Envisaged as being a long term programme, a bill will have to re-authorise the fund every five to ten years. ‘When we have a better handle on the number of unsafe dams we can reduce the amount of money we need,’ Iarossi said. He also stressed the important role ASDSO will play in ensuring that dam owners guarantee that they will maintain their dams and won’t just come back in the future asking for more funding.
At the present time Congress is not unfamiliar with the hydro industry’s attempts to introduce legislation. The US government is looking at proposed legislation for the relicensing of hydro facilities. As this puts hydro under the spotlight will it ease the passage through the legal process for this funding bill? Iarossi is concerned.
‘Hydro power plant owners are the exception to the rule,’ he explains. ‘They are able to generate sufficient income to invest in maintenance and repairs. I’m afraid that Congress may portray hydro power dams as a general rule and we need to make it clear that this is not so.
‘FERC, which regulates many of the hydro dams, has more resources than the states who regulate most of the privately owned dams. Our job is to show the legis-lators that there really is a genuine need.’
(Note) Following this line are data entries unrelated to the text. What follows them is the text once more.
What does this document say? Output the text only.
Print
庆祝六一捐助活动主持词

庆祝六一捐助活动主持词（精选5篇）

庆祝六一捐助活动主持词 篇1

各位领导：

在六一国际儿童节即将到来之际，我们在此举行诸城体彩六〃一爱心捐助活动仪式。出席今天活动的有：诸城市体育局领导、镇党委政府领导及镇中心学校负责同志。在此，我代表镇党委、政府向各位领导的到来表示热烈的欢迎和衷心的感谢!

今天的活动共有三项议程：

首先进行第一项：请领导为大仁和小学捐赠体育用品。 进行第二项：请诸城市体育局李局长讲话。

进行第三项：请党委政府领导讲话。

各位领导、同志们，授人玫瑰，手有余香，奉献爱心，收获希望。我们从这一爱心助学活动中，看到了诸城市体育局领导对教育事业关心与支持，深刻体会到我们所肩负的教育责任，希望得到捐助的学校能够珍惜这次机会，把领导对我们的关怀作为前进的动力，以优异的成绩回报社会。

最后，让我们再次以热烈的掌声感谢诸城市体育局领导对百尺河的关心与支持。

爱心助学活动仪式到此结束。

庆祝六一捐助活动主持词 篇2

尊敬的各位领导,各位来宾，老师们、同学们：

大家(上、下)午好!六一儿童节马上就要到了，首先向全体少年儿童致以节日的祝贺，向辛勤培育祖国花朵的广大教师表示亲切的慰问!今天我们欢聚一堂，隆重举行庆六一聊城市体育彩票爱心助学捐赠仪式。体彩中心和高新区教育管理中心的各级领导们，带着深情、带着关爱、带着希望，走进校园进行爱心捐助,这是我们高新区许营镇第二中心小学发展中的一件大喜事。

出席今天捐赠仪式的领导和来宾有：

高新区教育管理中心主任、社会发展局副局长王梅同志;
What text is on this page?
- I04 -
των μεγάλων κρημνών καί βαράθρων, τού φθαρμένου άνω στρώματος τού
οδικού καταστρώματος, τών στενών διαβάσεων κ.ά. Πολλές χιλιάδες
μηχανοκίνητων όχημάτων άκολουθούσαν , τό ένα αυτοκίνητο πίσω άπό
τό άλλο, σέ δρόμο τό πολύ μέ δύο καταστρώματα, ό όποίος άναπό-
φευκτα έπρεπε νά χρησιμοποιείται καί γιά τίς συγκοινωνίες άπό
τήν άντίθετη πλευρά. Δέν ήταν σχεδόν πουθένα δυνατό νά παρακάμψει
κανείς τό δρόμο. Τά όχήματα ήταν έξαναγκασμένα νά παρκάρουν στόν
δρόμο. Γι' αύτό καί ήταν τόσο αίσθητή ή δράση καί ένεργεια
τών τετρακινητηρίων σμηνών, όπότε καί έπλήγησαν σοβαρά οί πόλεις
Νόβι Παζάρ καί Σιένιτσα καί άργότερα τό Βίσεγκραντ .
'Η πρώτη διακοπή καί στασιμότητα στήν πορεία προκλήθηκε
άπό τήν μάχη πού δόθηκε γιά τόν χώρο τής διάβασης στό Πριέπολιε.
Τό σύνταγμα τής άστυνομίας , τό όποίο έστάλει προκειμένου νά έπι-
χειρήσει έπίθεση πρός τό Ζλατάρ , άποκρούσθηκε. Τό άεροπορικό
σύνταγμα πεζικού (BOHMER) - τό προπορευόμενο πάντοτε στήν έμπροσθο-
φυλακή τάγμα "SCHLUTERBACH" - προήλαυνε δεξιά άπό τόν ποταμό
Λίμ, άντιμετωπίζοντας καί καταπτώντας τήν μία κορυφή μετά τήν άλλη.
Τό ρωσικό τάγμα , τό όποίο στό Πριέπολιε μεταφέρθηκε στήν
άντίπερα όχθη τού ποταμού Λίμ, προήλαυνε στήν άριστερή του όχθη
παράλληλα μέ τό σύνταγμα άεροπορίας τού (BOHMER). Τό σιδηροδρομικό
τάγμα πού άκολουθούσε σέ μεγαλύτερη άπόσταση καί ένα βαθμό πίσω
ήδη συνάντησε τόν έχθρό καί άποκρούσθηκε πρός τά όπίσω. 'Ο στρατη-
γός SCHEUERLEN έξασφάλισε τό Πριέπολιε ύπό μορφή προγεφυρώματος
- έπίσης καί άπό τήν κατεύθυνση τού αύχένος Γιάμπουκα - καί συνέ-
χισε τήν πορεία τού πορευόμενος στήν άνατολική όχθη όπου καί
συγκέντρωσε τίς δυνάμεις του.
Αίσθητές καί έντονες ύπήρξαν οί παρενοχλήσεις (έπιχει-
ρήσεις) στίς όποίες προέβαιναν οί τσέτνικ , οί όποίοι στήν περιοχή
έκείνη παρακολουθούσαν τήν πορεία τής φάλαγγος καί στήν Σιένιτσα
So is Iarossi confident that the bill will become law and that a dam repair fund will materialise? ‘I am in no doubt whatsoever that the fund is needed. I am confident that we can accomplish it and get it passed but we do know that it will be hard work and very time-consuming to convince those on Capitol Hill. We fear that it may take a dam failure to make it happen.’ ASDSO will also be enlisting the help of Senator Christopher Bond from Missouri to sponsor the bill. He is described as ‘a wonderful champion for dam safety’ and was a key player behind the National Dam Safety Programme Act which was passed in 1996.
Currently a schedule for the bill’s pro-gress is very sketchy but Iarossi looks ahead to the future. If sufficient funding is secured he is certain that the uprating and refurbishment market in the US will take off. ‘There is a tremendous interest in it,’ he says. ‘Once unsafe dams have been identified there will be a great oppor-tunity for more work. Indeed there are probably more unsafe dams than the estimated figures suggest,’ he adds. ‘Many dam safety officials cannot get to see all of their facilities and so the current numbers may not represent a true figure.’
‘The Association’s goal,’ Iarossi says, ‘is to create a situation where there are no more unsafe dams. Our business at ASDSO is to help states achieve this and to make sure there are no more dam failures in the US.’ He went on to explain how states have very little financial resources for dam repairs as they have a ‘tremendous menu’ of other things to spend their money on.
‘To be honest,’ Iarossi added, ‘dam safety is probably way down on their list in comparison to crime prevention etc. But we urgently need to fund repairs so that dam owners have access to money, and we have to make state legislators and governors understand how important dam safety is. Over the next five years ASDSO will be very aggressive in its approach.’